Abstract

Background: Cancer-specific adverse events are not well defined despite chronic kidney disease (CKD) being associated with high mortality rates in cancer patients. This study explores the prevalence of major adverse cardiac and cerebrovascular events (MACCE) in cancer survivors with CKD from a national cohort. Methods: We identified cancer survivors with and without concomitant CKD along with their age, sex, race and other comorbidities who were admitted to hospitals in a National Inpatient Sample database (2018). We then identified odds of MACCE including all-cause mortality, AMI, cardiac arrest (including ventricular fibrillation) and stroke while subsequently analyzing healthcare resource utilization in patients with versus without CKD. Multivariable regression analyses were adjusted for patient and hospital level covariates and pre-existing comorbidities.

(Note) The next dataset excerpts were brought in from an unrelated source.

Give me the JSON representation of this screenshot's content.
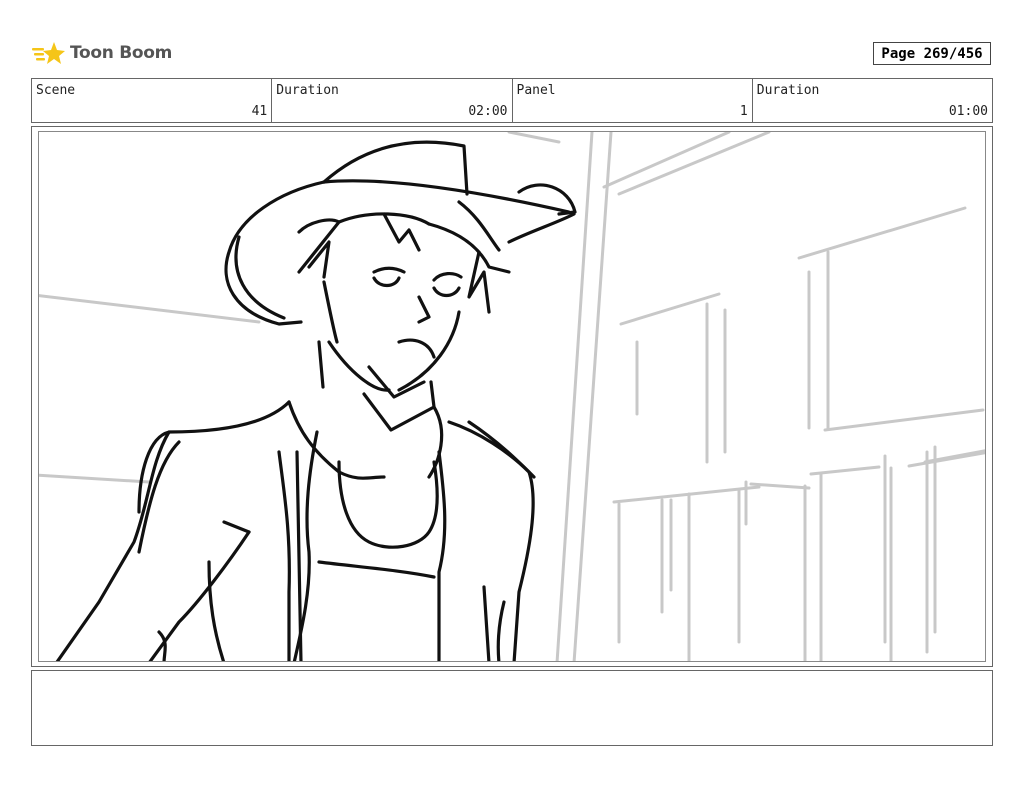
{
  "header": {
    "logo_text": "Toon Boom",
    "logo_icon": "toon-boom-star-logo",
    "page_label": "Page 269/456"
  },
  "info": {
    "scene_label": "Scene",
    "scene_value": "41",
    "duration1_label": "Duration",
    "duration1_value": "02:00",
    "panel_label": "Panel",
    "panel_value": "1",
    "duration2_label": "Duration",
    "duration2_value": "01:00"
  },
  "panel": {
    "image": "sketch-cowboy-character-street",
    "accent_colors": {
      "ink": "#111111",
      "background_lines": "#c8c8c8",
      "logo_yellow": "#f5c518"
    }
  },
  "notes": {
    "text": ""
  }
}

A p-value <0.05 was considered statistically significant. Results: CKD prevalence was higher among patients with a prior history of cancer versus those without it (21.5% vs 14.6%, p<0.001) in the cohort. Higher rates of traditional cardiovascular disease risk factors, prior history of MI, stroke/TIA, VTE, CHF, coagulopathy and MACCE (11.5% vs 8.1%, OR 1.22 [CI 1.20 -1.25]) were observed in patients with versus without CKD [Table 1] in hospitalized cancer survivors. Said survivors with CKD were specifically noted to have higher rates of all-cause mortality (3.4% vs 2.2%, OR 1.33 [CI 1.29 -1.37]) and AMI (6.0% vs 3.3%, OR 1.54 [CI 1.50 - 1.58]) (all p<0.001). The CKD cohort had fewer routine discharges, more frequent transfers to other facilities, higher length of stay and hospital costs versus the non-CKD cohort (p<0.001). Conclusion: This large retrospective analysis shows elevated burden of CKD (21.5%) amongst hospitalized cancer survivors, which is associated with not only increased rates of MACCE, all-cause mortality, AMI, cardiac arrest but also greater overall healthcare costs.